Well done mummy =P, hope she does'nt turn into a brat too soon =P.


----------



## Epiphany (Apr 28, 2006)

Yeah me too...I think for a girl that means early teens doesn't it...I'm already shaking in my boots about it.


----------



## enngirl5 (Aug 10, 2004)

Yes, for a girl be sure to send her off to boarding school between the ages of 15-18. At least that's what my mom says. :wink: Congratulations again!


----------



## Martinelv (Aug 10, 2004)

On a birth related note - is the rumour true that giving birth is like having an enormous orgasm? It's a conspiracy theory that I give some weight to - because, well, you know - women are always complaining that they like men with bigger do-do's, and frankly (except in certain cases of course - cough) they don't come much bigger than a babies head...so I reckon all that thrashing about and moaning is like a great orgasam, and it's a big secret amoung women just to p**s us men off?

No? Oh.


----------



## Epiphany (Apr 28, 2006)

Yeah...sure it is...enormous...and the tearing, bleeding and stitches just add to the whole pleasurable experience.

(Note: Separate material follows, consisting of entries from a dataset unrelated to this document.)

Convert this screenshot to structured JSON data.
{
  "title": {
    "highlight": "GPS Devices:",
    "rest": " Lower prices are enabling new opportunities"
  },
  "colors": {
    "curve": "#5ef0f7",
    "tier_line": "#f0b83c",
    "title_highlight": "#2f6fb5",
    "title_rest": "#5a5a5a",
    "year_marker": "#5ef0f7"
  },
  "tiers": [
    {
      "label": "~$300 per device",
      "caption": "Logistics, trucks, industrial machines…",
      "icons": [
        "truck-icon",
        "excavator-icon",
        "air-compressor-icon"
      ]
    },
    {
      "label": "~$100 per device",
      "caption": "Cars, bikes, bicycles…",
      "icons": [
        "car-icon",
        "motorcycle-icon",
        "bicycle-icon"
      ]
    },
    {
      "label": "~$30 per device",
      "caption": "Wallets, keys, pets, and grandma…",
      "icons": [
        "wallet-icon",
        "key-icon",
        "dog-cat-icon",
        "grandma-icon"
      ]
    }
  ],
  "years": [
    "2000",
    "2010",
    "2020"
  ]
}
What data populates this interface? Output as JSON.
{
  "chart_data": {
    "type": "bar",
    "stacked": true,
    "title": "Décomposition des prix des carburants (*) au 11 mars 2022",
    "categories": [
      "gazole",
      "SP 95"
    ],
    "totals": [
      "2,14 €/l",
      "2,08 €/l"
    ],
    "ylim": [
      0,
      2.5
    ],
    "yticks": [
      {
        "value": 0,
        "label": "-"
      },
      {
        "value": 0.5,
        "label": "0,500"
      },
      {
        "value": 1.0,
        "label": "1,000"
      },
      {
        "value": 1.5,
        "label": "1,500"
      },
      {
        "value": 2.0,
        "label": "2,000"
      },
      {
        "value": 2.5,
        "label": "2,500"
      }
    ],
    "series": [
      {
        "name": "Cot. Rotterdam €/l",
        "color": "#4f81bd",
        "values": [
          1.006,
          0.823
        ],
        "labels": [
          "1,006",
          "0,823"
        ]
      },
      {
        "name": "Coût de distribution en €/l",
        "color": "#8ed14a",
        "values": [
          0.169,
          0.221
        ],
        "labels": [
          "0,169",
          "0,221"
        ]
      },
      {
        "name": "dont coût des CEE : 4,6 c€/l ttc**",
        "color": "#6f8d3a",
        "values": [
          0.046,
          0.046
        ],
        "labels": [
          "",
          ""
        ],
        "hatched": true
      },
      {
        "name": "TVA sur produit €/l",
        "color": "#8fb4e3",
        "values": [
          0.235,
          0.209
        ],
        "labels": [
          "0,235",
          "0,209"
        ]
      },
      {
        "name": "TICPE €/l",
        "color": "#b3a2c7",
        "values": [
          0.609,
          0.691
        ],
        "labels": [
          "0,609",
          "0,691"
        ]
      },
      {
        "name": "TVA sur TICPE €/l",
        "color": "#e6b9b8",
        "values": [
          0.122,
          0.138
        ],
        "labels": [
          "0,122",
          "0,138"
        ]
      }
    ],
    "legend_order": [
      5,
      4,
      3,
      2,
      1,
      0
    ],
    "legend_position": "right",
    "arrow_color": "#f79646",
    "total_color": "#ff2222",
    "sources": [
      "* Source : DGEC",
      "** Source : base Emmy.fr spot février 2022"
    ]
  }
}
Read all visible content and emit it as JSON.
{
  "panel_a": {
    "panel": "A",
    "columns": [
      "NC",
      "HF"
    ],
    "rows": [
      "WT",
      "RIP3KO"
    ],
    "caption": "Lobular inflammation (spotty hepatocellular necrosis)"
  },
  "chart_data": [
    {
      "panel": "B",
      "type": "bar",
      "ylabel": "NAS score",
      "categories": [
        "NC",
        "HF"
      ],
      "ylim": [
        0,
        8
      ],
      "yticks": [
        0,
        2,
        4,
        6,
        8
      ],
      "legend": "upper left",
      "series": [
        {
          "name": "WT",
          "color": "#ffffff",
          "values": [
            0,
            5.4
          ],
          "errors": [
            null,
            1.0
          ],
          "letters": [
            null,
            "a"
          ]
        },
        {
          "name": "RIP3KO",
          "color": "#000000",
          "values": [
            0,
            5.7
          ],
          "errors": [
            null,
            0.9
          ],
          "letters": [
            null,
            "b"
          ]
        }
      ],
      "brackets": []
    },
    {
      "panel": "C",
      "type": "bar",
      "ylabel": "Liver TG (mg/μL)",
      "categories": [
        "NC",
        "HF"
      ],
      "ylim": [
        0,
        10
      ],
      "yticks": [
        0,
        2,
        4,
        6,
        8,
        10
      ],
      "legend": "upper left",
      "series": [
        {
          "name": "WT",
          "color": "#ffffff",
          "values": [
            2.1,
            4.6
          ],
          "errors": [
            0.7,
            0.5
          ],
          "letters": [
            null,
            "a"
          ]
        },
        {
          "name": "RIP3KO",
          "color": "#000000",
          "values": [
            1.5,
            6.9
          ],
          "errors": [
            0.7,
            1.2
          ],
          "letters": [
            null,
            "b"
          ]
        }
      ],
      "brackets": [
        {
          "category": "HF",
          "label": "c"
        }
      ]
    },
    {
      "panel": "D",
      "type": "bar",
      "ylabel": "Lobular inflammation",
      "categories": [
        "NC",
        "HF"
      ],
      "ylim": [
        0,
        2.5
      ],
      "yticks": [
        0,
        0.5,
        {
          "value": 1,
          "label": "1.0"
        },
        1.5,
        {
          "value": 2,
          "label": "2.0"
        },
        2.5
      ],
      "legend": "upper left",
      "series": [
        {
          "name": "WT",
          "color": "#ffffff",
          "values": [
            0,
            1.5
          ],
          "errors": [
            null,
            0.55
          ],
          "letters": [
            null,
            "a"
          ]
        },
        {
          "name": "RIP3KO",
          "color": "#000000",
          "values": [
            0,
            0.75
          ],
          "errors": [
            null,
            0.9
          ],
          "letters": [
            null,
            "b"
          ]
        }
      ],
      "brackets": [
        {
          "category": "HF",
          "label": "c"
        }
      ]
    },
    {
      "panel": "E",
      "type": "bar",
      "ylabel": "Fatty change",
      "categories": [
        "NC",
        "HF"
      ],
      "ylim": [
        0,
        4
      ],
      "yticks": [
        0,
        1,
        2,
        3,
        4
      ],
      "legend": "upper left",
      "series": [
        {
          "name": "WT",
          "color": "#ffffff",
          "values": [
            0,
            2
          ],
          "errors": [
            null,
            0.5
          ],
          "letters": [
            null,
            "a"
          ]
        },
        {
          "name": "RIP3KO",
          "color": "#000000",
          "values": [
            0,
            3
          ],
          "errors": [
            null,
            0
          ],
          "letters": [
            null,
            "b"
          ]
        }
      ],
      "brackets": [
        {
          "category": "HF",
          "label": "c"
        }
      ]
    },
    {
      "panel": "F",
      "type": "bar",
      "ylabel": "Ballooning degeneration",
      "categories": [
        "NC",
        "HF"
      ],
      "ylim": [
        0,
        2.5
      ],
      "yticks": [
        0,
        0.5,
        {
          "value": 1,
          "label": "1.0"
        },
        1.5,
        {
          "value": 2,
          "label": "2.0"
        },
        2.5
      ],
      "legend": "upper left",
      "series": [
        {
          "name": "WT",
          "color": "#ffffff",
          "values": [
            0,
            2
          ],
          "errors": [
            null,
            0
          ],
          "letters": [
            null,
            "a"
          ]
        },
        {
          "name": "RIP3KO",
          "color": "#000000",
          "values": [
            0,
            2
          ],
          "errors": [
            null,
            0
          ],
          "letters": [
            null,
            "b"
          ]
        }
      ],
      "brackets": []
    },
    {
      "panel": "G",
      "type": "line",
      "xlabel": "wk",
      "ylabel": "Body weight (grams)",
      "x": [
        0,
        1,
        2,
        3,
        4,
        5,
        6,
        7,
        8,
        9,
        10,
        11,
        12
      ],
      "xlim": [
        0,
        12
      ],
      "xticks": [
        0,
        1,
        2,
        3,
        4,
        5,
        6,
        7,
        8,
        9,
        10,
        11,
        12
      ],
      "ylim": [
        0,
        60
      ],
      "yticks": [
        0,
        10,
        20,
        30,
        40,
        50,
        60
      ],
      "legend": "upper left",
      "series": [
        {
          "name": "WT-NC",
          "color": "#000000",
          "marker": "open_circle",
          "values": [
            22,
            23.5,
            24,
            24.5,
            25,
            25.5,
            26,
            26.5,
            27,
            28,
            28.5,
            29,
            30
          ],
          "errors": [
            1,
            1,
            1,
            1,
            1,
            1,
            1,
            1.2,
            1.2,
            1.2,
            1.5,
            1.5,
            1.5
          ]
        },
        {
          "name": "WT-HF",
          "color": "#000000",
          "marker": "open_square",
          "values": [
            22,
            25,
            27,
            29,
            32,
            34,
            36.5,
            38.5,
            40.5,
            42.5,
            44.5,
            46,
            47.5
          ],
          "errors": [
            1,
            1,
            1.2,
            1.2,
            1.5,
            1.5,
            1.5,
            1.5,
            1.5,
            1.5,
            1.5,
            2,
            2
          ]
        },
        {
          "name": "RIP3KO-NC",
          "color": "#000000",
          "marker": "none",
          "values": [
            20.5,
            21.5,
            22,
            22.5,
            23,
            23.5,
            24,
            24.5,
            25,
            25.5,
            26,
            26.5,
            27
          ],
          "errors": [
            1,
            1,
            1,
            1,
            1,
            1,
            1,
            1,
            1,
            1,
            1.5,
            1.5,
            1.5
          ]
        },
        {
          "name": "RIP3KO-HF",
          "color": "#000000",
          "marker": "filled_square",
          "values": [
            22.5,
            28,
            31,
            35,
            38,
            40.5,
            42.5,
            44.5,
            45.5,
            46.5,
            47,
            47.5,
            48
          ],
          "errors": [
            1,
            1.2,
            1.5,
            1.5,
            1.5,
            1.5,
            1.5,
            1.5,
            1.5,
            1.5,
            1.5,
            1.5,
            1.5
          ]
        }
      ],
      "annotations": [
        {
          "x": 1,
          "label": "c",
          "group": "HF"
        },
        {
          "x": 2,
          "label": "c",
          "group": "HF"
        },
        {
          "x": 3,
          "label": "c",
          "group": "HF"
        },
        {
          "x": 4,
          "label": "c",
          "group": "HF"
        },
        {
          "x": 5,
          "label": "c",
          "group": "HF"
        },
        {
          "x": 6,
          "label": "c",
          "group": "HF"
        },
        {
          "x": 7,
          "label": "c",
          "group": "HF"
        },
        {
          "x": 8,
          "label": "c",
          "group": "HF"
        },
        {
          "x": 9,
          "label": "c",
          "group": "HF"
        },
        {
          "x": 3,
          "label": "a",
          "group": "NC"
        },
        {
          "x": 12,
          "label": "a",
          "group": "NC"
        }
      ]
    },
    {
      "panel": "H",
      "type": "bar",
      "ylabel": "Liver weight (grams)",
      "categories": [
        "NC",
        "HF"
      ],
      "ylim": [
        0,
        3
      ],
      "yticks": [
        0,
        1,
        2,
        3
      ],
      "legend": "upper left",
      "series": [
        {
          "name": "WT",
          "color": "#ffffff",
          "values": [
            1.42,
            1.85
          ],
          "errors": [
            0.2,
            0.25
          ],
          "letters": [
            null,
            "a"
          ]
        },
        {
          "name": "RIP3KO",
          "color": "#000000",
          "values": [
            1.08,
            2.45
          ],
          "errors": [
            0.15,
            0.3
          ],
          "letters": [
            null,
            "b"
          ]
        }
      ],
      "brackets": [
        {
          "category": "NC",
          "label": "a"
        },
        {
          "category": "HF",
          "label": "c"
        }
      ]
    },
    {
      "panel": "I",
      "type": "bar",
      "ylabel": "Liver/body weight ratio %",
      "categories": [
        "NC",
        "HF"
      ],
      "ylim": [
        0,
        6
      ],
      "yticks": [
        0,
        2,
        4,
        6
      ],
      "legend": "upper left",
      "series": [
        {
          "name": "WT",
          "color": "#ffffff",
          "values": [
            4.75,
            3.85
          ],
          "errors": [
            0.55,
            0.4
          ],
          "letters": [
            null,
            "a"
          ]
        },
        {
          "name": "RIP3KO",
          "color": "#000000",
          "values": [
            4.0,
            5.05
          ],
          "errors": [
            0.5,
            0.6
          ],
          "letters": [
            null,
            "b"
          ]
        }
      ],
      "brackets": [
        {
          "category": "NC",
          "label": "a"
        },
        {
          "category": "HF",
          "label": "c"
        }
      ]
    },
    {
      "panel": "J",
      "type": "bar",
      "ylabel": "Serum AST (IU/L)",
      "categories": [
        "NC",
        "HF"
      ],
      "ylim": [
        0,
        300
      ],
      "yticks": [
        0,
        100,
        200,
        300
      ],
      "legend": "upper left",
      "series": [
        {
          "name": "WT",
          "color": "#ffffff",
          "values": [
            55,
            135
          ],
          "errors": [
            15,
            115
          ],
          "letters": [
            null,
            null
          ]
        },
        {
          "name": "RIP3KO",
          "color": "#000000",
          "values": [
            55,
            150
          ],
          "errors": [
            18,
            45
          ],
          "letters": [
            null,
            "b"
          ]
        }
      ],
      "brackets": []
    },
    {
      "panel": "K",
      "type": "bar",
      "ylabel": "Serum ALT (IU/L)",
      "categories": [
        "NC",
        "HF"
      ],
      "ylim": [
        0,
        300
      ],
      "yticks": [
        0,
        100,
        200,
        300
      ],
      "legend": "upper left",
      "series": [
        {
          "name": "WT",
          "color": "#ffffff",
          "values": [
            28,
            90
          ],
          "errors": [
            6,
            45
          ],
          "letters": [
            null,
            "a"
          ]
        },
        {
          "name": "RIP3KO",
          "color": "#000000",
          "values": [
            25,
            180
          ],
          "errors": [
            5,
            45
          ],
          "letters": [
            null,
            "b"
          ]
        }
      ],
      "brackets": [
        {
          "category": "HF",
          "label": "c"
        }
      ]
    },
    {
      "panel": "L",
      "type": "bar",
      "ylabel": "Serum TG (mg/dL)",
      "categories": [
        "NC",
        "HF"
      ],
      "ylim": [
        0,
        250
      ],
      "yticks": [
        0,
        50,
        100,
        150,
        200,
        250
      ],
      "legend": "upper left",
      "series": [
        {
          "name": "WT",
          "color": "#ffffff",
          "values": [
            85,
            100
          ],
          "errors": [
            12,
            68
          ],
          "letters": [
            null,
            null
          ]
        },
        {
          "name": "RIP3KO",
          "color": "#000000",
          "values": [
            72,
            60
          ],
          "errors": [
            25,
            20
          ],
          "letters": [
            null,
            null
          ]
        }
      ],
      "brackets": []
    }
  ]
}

Trust me...sexual anythings are the furthest from your mind when you are pushing out a kid. Even when the hottest doctor you could ever imagine is taking a gander at your nether regions and decides to have a feel around for how dilated you are, still not a sexual thought in sight...not even a stirring...it is perhaps the only time in my life that I was completely fine with 10 strangers standing around checking out my bits while my husband stood beside me looking on.

Besides...it's a common misconception that bigger is better. It's much more important to know how to use it.

Oh and Martin...please don't ever let me catch you calling it your do-do again...that alone is enough to give a person issues with intimacy.


----------



## Martinelv (Aug 10, 2004)

Sorry. It's just a silly little anecdote of mine. I'm sure it's bloody agony. Much like crapping a pineapple, I suspect. Wimmin have my sympathies in this regard. And this regard only.  That and the inability to open jars.

On a similarly related matter, I've always wondered if oriental women's bits are horizonal, rather than vertical. I became curious after I dropped a Mussel and it lay on it's side.


----------



## Epiphany (Apr 28, 2006)

Hmmm...given the option I may have chosen the pineapple.

Are there really women who can't open jars or are they just trying to make men feel useful?

If they were horizontal it would explain how some could be so talented with a ping pong ball.


----------



## Homeskooled (Aug 10, 2004)

This thread started out very promising......Unfortunately, it is, as is usual for you and Martin, devolving into ping pong balls and mussels. Congratulations, Epiphany. 28? Your quite young. I wish you and your baby all the joy of life and life-giving, the joy that only children and parents can have together, the joy of sharing and loving life, and I pray that the Lord bless both of you and keep, may He let his face shine upon you, and give you both his Love and

Peace
Homeskooled


----------



## Epiphany (Apr 28, 2006)

Thanks HS...for your blessings and for saving this thread from further degeneration. :wink:

She truly is a little miracle and I feel so incredibly lucky to have such a wonder.


----------



## Martinelv (Aug 10, 2004)

Oh trust you, Homeskooled, to stop this thread degenerating into whimsy.

:evil:


----------